The DC looks odd because it's tough to resist, even at 20. They basically wanted to give it a 5% failure rate, even in the unlikely event its able to hit you.

*shrug*
It's bad precedent to make things happen without rolls. That's how we end up with ****e like Freedom of Movement or Maw of Chaos.

Talya
2011-06-29, 09:42 AM
*shrug*
It's bad precedent to make things happen without rolls. That's how we end up with ****e like Freedom of Movement or Maw of Chaos.

Again, it's not happening without rolls. It's not a precedent for something to give no saving throw. Hell, there's a few creatures that have Power Word Spell-likes. However, this ability is more like a seriously gimped "ray." Now, when a player casts them, it's a touch attack or the effect happens. No save, but you have to succeed on your touch attack.

This one is a standard attack (with no bonus!), or the effect probably happens (still 5% failure rate.) Removing the save altogether wouldn't be unprecedented, because the +0 attack vs. your AC is still the roll to see if something happens.

faceroll
2011-06-29, 10:49 AM
Again, it's not happening without rolls. It's not a precedent for something to give no saving throw. Hell, there's a few creatures that have Power Word Spell-likes. However, this ability is more like a seriously gimped "ray." Now, when a player casts them, it's a touch attack or the effect happens. No save, but you have to succeed on your touch attack.

This one is a standard attack (with no bonus!), or the effect probably happens (still 5% failure rate.) Removing the save altogether wouldn't be unprecedented, because the +0 attack vs. your AC is still the roll to see if something happens.

Meh, use PAO to get a couple of these yourself, then any of the tricks to persist spells you shouldn't be persisting on it, and it'll have a touch attack: yes with a poison that always works.

'Course, it's just poison, so there's no reason to char-op the heck out of it. But look what a level 6 sorcerer with a wand of summon undead and some allips can do to the tarrasque. It's just bad precedent.

Nefreet
2011-06-29, 11:37 AM
(just wanted to point out that it should have a +2 to its slam attack, since it's small-sized and it is inferred that it has a +1 from Dex (despite the error of it having no Dex).
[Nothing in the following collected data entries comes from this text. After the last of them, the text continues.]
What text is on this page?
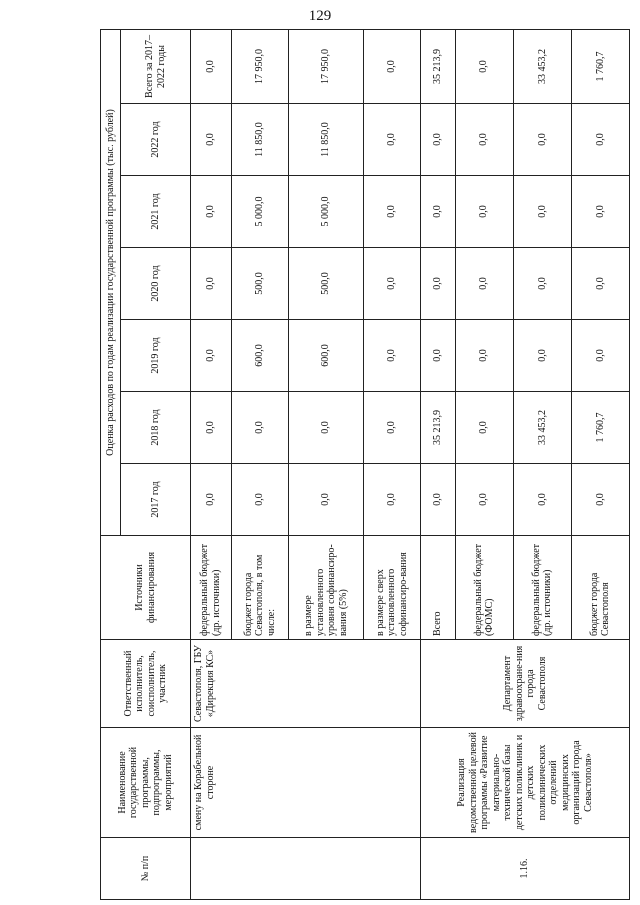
129
№ п/п	Наименование государственной программы, подпрограммы, мероприятий	Ответственный исполнитель, соисполнитель, участник	Источники финансирования	Оценка расходов по годам реализации государственной программы (тыс. рублей)						
				2017 год	2018 год	2019 год	2020 год	2021 год	2022 год	Всего за 2017–2022 годы
	смену на Корабельной стороне	Севастополя, ГБУ «Дирекция КС»	федеральный бюджет (др. источники)	0,0	0,0	0,0	0,0	0,0	0,0	0,0
			бюджет города Севастополя, в том числе:	0,0	0,0	600,0	500,0	5 000,0	11 850,0	17 950,0
			в размере установленного уровня софинансиро-вания (5%)	0,0	0,0	600,0	500,0	5 000,0	11 850,0	17 950,0
			в размере сверх установленного софинансиро-вания	0,0	0,0	0,0	0,0	0,0	0,0	0,0
1.16.	Реализация ведомственной целевой программы «Развитие материально-технической базы детских поликлиник и детских поликлинических отделений медицинских организаций города Севастополя»	Департамент здравоохране-ния города Севастополя	Всего	0,0	35 213,9	0,0	0,0	0,0	0,0	35 213,9
			федеральный бюджет (ФОМС)	0,0	0,0	0,0	0,0	0,0	0,0	0,0
			федеральный бюджет (др. источники)	0,0	33 453,2	0,0	0,0	0,0	0,0	33 453,2
			бюджет города Севастополя	0,0	1 760,7	0,0	0,0	0,0	0,0	1 760,7
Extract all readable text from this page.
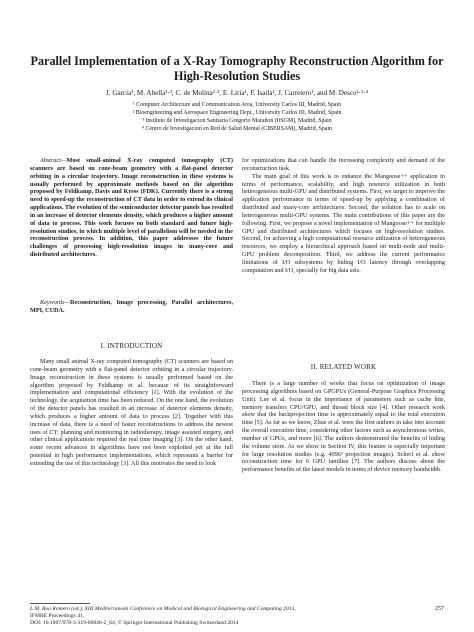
Parallel Implementation of a X-Ray Tomography Reconstruction Algorithm for High-Resolution Studies
J. Garcia¹, M. Abella²·³, C. de Molina²·³, E. Liria¹, F. Isaila¹, J. Carretero¹, and M. Desco²·³·⁴
¹ Computer Architecture and Communication Area, University Carlos III, Madrid, Spain
² Bioengineering and Aerospace Engineering Dept., University Carlos III, Madrid, Spain
³ Instituto de Investigacion Sanitaria Gregorio Marañon (IiSGM), Madrid, Spain
⁴ Centro de Investigacion en Red de Salud Mental (CIBERSAM), Madrid, Spain

Abstract—Most small-animal X-ray computed tomography (CT) scanners are based on cone-beam geometry with a flat-panel detector orbiting in a circular trajectory. Image reconstruction in these systems is usually performed by approximate methods based on the algorithm proposed by Feldkamp, Davis and Kress (FDK). Currently there is a strong need to speed-up the reconstruction of CT data in order to extend its clinical applications. The evolution of the semiconductor detector panels has resulted in an increase of detector elements density, which produces a higher amount of data to process. This work focuses on both standard and future high-resolution studies, in which multiple level of parallelism will be needed in the reconstruction process. In addition, this paper addresses the future challenges of processing high-resolution images in many-core and distributed architectures.

Keywords—Reconstruction, Image processing, Parallel architectures, MPI, CUDA.

I. INTRODUCTION

Many small animal X-ray computed tomography (CT) scanners are based on cone-beam geometry with a flat-panel detector orbiting in a circular trajectory. Image reconstruction in these systems is usually performed based on the algorithm proposed by Feldkamp et al. because of its straightforward implementation and computational efficiency [1]. With the evolution of the technology, the acquisition time has been reduced. On the one hand, the evolution of the detector panels has resulted in an increase of detector elements density, which produces a higher amount of data to process [2]. Together with this increase of data, there is a need of faster reconstructions to address the newest uses of CT: planning and monitoring in radiotherapy, image assisted surgery, and other clinical applications required the real time imaging [3]. On the other hand, some recent advances in algorithms have not been exploited yet at the full potential in high performance implementations, which represents a barrier for extending the use of this technology [3]. All this motivates the need to look

for optimizations that can handle the increasing complexity and demand of the reconstruction task.

The main goal of this work is to enhance the Mangoose++ application in terms of performance, scalability, and high resource utilization in both heterogeneous multi-GPU and distributed systems. First, we target to improve the application performance in terms of speed-up by applying a combination of distributed and many-core architectures. Second, the solution has to scale on heterogeneous multi-GPU systems. The main contributions of this paper are the following. First, we propose a novel implementation of Mangoose++ for multiple GPU and distributed architectures which focuses on high-resolution studies. Second, for achieving a high computational resource utilization of heterogeneous resources, we employ a hierarchical approach based on multi-node and multi-GPU problem decomposition. Third, we address the current performance limitations of I/O subsystems by hiding I/O latency through overlapping computation and I/O, specially for big data sets.

II. RELATED WORK

There is a large number of works that focus on optimization of image processing algorithms based on GPGPUs (General-Purpose Graphics Processing Unit). Lee et al. focus in the importance of parameters such as cache hits, memory transfers CPU/GPU, and thread block size [4]. Other research work show that the backprojection time is approximately equal to the total execution time [5]. As far as we know, Zhue et al. were the first authors in take into account the overall execution time, considering other factors such as asynchronous writes, number of GPUs, and more [6]. The authors demonstrated the benefits of hiding the volume store. As we show in Section IV, this feature is especially important for large resolution studies (e.g. 4096³ projection images). Scherl et al. show reconstruction time for 6 GPU families [7]. The authors discuss about the performance benefits of the latest models in terms of device memory bandwidth.

L.M. Roa Romero (ed.), XIII Mediterranean Conference on Medical and Biological Engineering and Computing 2013,
IFMBE Proceedings 41,
DOI: 10.1007/978-3-319-00846-2_64, © Springer International Publishing Switzerland 2014
257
So, I suppose nobody knows of any updated 3.5 rules or errata for this source book?

My idea was to place this plant creature as an encounter on an island populated by feral halflings. I plan for them to use the poison, like coated on darts or something, against the party (like tribes of natives in the real world use poison from the skin of dart frogs to catch monkeys and such). That's why I was wondering if the DC of 35 was correct. Usually it would be something low like 11 or 13, and it would state if it was CON-based or something, but it does not. Since the creature is obviously flawed, I figured the DC of 35 was flawed as well.